Done’s far-reaching decision is in response to the decision of 54 British courses to launch their own pools betting operation from next year, marking the end of the Tote’s 90-year presence on most British tracks and its monopoly over pools betting. Among the prominent races that will need new sponsors are the Ebor at York, the Cambridgeshire and Cesarewitch at Newmarket and the Grand National Trial at Haydock. Betfred sponsored close to 1,000 races in 2016, almost one in 10 of the 10,035 contests staged last year – all of their sponsorship deals are due to expire in July 2018.
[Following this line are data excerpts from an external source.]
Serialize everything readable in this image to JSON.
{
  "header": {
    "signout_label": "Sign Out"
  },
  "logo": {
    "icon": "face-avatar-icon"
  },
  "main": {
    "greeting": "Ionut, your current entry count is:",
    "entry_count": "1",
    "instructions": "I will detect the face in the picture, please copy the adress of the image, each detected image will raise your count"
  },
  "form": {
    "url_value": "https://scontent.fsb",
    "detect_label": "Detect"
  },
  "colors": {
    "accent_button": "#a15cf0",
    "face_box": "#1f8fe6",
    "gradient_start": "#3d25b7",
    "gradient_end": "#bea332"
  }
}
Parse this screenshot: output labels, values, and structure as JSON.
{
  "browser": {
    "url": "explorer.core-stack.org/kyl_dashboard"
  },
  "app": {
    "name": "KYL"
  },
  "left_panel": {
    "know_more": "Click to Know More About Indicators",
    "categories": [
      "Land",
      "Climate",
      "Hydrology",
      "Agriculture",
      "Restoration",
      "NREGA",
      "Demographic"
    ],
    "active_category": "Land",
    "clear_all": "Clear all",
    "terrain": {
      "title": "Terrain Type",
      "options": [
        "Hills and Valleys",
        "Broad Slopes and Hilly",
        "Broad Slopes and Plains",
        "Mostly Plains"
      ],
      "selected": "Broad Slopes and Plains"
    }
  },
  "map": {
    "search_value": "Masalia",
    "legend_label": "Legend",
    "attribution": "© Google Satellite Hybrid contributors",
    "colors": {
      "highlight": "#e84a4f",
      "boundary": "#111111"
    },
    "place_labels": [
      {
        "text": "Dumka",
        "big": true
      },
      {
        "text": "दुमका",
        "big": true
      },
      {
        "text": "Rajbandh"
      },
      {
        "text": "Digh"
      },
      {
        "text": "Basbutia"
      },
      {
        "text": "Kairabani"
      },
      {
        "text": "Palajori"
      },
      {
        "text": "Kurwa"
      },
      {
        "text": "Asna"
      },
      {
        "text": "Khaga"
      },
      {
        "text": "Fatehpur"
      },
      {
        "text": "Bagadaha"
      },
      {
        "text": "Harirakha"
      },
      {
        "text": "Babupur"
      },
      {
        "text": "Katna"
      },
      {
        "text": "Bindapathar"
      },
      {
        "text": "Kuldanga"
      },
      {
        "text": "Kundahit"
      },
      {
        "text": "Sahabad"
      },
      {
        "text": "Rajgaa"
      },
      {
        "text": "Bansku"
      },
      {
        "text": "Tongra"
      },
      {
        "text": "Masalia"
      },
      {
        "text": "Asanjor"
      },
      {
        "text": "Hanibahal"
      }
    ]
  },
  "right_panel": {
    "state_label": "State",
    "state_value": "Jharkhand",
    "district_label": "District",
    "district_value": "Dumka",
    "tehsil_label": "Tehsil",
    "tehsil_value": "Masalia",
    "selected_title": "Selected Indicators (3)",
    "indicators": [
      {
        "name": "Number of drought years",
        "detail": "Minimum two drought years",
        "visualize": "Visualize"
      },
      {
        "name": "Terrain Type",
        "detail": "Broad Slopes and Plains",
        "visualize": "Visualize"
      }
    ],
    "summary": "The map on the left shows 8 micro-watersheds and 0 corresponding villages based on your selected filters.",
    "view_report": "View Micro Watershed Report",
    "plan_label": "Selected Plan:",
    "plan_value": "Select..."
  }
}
Fred Done has frequently clashed with racing over the years. His bid to buy the Tote was fiercely opposed by many within the sport, which backed two alternative bids for the pools operator before the government chose Done’s £265m offer, a sum later reduced to £233m because of early payment.

In more recent times, Betfred has refused to join up to British racing’s authorised betting partner programme, which sought voluntary payments from bookmakers’ offshore turnover, and initially declined to do a deal with betting shop television channel The Racing Partnership, representing 15 Arena Racing Company-owned tracks and seven independents, though eventually reached an agreement in July.

Of course, Betfred are still a serious player in the online market and will continue to award sponsorship in football and snooker, for example.